Scoop: Why Not Some Pretty Balloons Instead?

  1. NO PLACE FOR THAT: Edgy content appears to have gotten Place Gallery kicked out of its space at Pioneer Place Mall. The gallery is one of three art spaces on the mall’s third floor, shared with Mark Woolley Gallery and the Peoples Art of Portland Gallery. According to Place director Gabe Flores, transgressive programming raised the ire of the mall’s management company, General Growth Properties. Flores says the company has terminated his lease as of March 31, due to management’s discomfort with programming such as John Dougherty’s exhibition, Shit Balloons, and Michael Reinsch’s The High Improbability of Death: A Celebration of Suicide. On Place’s website, placepdx.com, Flores has reproduced correspondence he says corroborates his contention that the mall’s general manager, Bob Buchanan, was concerned the gallery’s content could disturb mallgoers. At press time, mall management had not responded to WW’s requests for comment.

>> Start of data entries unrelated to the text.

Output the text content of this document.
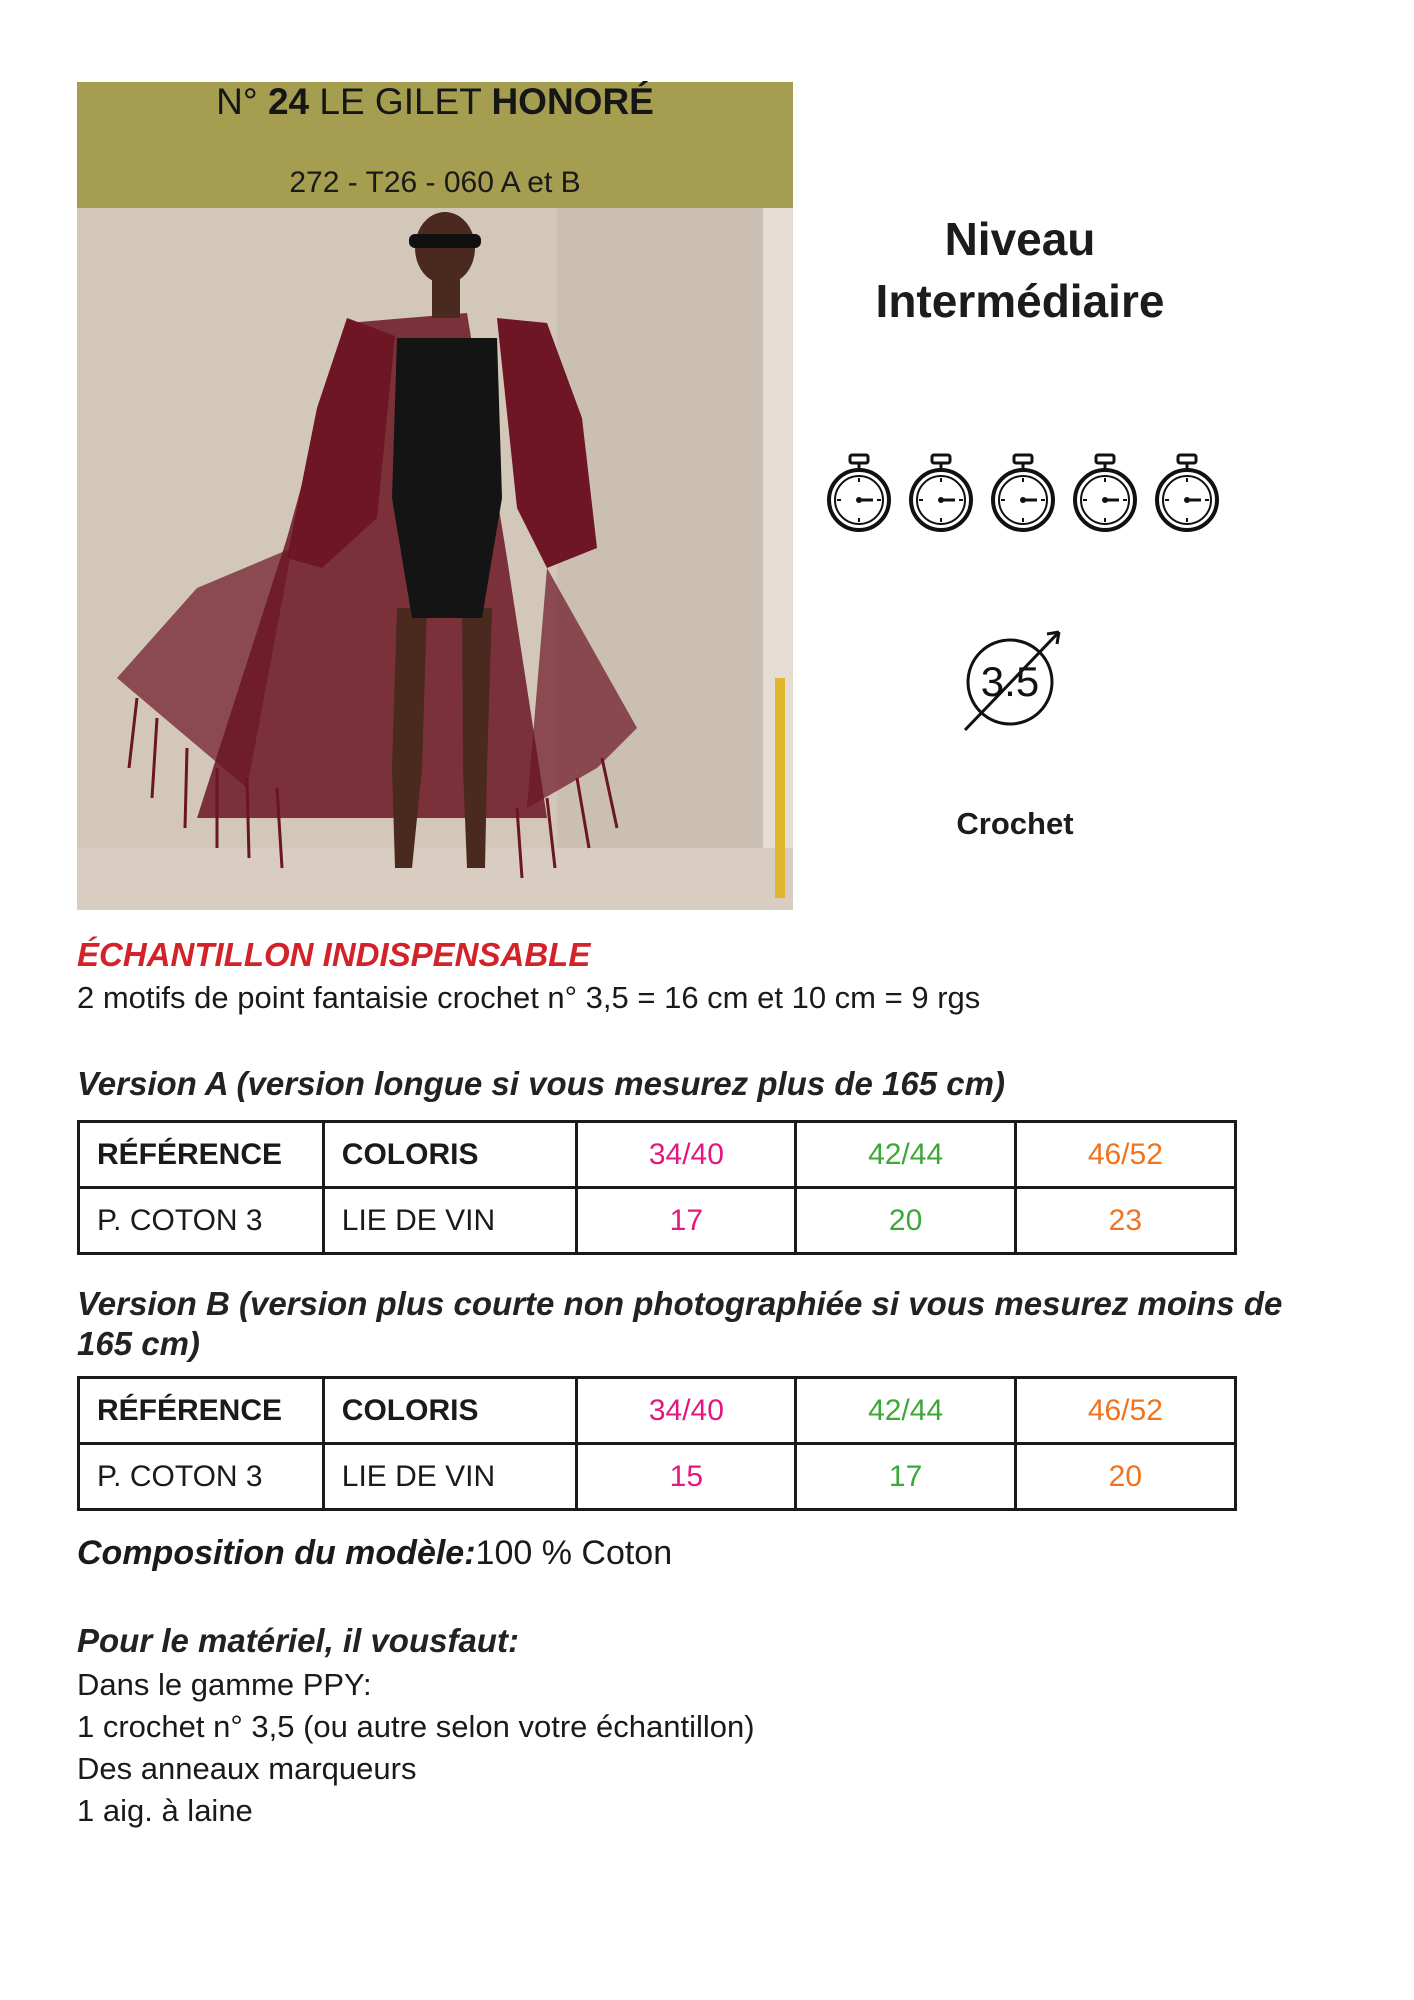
N° 24 LE GILET HONORÉ
272 - T26 - 060 A et B
Niveau
Intermédiaire
3.5
Crochet
ÉCHANTILLON INDISPENSABLE
2 motifs de point fantaisie crochet n° 3,5 = 16 cm et 10 cm = 9 rgs
Version A (version longue si vous mesurez plus de 165 cm)
RÉFÉRENCE	COLORIS	34/40	42/44	46/52
P. COTON 3	LIE DE VIN	17	20	23
Version B (version plus courte non photographiée si vous mesurez moins de 165 cm)
RÉFÉRENCE	COLORIS	34/40	42/44	46/52
P. COTON 3	LIE DE VIN	15	17	20
Composition du modèle:100 % Coton
Pour le matériel, il vousfaut:
Dans le gamme PPY:
1 crochet n° 3,5 (ou autre selon votre échantillon)
Des anneaux marqueurs
1 aig. à laine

  1. THE COBAIN MUSEUM: A Portland woman has launched a campaign to turn Kurt Cobain’s childhood home into a museum. Jaime Dunkle, a promotions assistant at Music Millennium, is raising money to purchase the bungalow in Aberdeen, Wash., where the Nirvana frontman lived off and on through his teenage years. Dunkle visited Aberdeen last year and discovered the city had no official monument dedicated to the songwriter, who died of a self-inflicted gunshot wound 20 years ago this April. (A much-maligned statue has since been put on display in a local history museum.) The idea for the museum came to Dunkle in September after reading that Cobain’s mother had put the house up for sale. “The city of Aberdeen is finally accepting Kurt Cobain’s influence,” Dunkle tells Scoop. “Knowing all that, we decided there should be something there.” Dunkle is currently raising the $500,000 asking price through the crowdfunding site GoFundMe, plus an additional $200,000 to build onsite parking and restore the house—which still contains band logos Cobain stenciled onto his bedroom wall—to precisely how it looked when Cobain was growing up.

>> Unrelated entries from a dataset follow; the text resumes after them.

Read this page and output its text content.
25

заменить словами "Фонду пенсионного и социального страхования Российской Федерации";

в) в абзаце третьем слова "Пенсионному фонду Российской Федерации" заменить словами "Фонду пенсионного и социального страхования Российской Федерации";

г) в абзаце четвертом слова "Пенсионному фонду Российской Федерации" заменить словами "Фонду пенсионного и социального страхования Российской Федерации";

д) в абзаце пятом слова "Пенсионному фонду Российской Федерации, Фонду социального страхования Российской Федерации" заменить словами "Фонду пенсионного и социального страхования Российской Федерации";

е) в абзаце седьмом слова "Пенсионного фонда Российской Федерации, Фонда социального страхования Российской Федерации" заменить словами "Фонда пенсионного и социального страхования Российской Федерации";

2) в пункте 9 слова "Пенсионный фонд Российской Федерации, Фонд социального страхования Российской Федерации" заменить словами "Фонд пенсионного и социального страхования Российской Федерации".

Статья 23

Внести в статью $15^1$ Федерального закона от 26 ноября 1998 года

  1. BEERVILLE: Burgerville is looking to serve beer and wine at its Portland International Airport location, and has filed for a tavern license. It wouldn’t be the first Burgerville to serve beer—the Vancouver-based chain started a beer-service pilot program in White Salmon, Wash., in 2009—but it would be the first in Oregon to do so. >> The new owners of Southeast Clinton Street velveteria Dots are planning to open a 62-seat pizzeria called Atlas Pizza at 3570 SE Division St. Alongside Roman Candle, Sunshine Tavern, Cibo and Sean Coyne’s impending Pizza Maria, it would be the fifth pizza spot to open in a six-block stretch of Division in three years. Atlas brings rock-’n’-roll credibility, however: Sean Croghan (Crackerbash, Jr. High) is listed as the manager. >> The old Portland Police Athletic Association building—formerly a private club where cops and their guests smoked cigarettes and drank (“Bar Spotlight,” WW, Feb. 20, 2013)—might be put to new use soon. According to a liquor-license application, the large event space at 618 SE Alder St. could be rechristened the “Ballroom Galactica.”